The motorhome is sound, and I fill four lined pages with notes from the operating instructions and tips that the previous owner has given me. It has a heavy feel to it on the road, and although it’s smaller, compared to some of the others that pass us; it’s still the largest vehicle that either of us has ever driven. I check the side mirrors, as I drive, then look over at her, and gaze just a moment too long at her bare legs.
“You’re going to get us into an accident. Why don’t you just pull over, gawk at my legs for a while? Then you can drive on safely.” Her smile is playful, as she says it.
“You shouldn’t have worn those sh
orts if you didn’t want me to look at your legs.” I smile back at her, trying very hard to keep my eyes on the road.
“I didn’t say that I didn’t want you to look at them. And if you want, I can take my shorts off.” She means it. I can tell, as she bravely keeps her gaze on me.
“Keep them on. I’ll concentrate on the road.” I laugh, and it feels good, as I watch her, from the corner of my eye, mischievously pulling at her shorts.
The old motorhome bounces and coughs along the scenic roads, with the engine sounding like it wants to rest.
“It doesn’t feel like it wants to go camping.” She holds onto her seat as she says it, letting the sun beat down on her face.
“It’s reliable. I had it checked out, old but reliable.”
“I know you did. I trust it. I trust both of you.”

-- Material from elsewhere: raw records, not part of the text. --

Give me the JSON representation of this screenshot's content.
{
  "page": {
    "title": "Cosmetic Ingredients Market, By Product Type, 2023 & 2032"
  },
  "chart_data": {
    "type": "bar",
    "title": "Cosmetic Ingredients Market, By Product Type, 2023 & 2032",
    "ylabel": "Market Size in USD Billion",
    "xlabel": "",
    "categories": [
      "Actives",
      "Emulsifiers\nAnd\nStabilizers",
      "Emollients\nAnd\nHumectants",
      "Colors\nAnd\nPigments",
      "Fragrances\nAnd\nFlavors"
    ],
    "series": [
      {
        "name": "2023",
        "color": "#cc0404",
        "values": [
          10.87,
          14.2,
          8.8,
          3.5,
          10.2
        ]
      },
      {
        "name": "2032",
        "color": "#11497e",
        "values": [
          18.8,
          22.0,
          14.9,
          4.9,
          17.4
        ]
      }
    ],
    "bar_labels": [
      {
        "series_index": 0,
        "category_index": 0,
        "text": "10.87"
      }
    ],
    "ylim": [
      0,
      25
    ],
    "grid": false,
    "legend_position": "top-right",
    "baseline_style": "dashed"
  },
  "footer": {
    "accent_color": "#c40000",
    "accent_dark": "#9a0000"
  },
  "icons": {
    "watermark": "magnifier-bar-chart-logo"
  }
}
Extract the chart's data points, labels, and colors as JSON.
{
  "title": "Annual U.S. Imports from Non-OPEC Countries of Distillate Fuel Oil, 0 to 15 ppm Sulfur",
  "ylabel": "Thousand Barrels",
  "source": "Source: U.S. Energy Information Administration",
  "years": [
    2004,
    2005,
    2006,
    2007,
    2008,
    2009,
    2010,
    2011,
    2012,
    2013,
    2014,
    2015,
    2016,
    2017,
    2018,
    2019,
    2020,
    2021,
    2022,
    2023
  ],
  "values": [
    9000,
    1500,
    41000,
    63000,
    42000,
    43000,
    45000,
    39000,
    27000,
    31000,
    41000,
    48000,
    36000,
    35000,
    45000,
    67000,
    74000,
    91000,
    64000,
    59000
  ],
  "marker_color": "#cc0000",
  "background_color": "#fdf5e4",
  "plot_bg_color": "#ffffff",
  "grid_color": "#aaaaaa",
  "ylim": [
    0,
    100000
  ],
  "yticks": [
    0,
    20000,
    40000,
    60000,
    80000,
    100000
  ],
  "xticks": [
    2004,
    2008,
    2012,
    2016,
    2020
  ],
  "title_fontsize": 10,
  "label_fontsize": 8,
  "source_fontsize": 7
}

We pass other campsites on the way to our campground, where other campers are also trying to pretend that it’s still summer. We see boat launches and barbecue pits and signs telling us who the campsite hosts are. They all look like small miniature villages, with people pretending that this is their real home. I keep thinking that I’ll see a fast food restaurant, situated right in the middle of one of them. As we drive on, I start to enjoy the feeling of being away from the city, and silently hope that our campsite will be more private, more remote.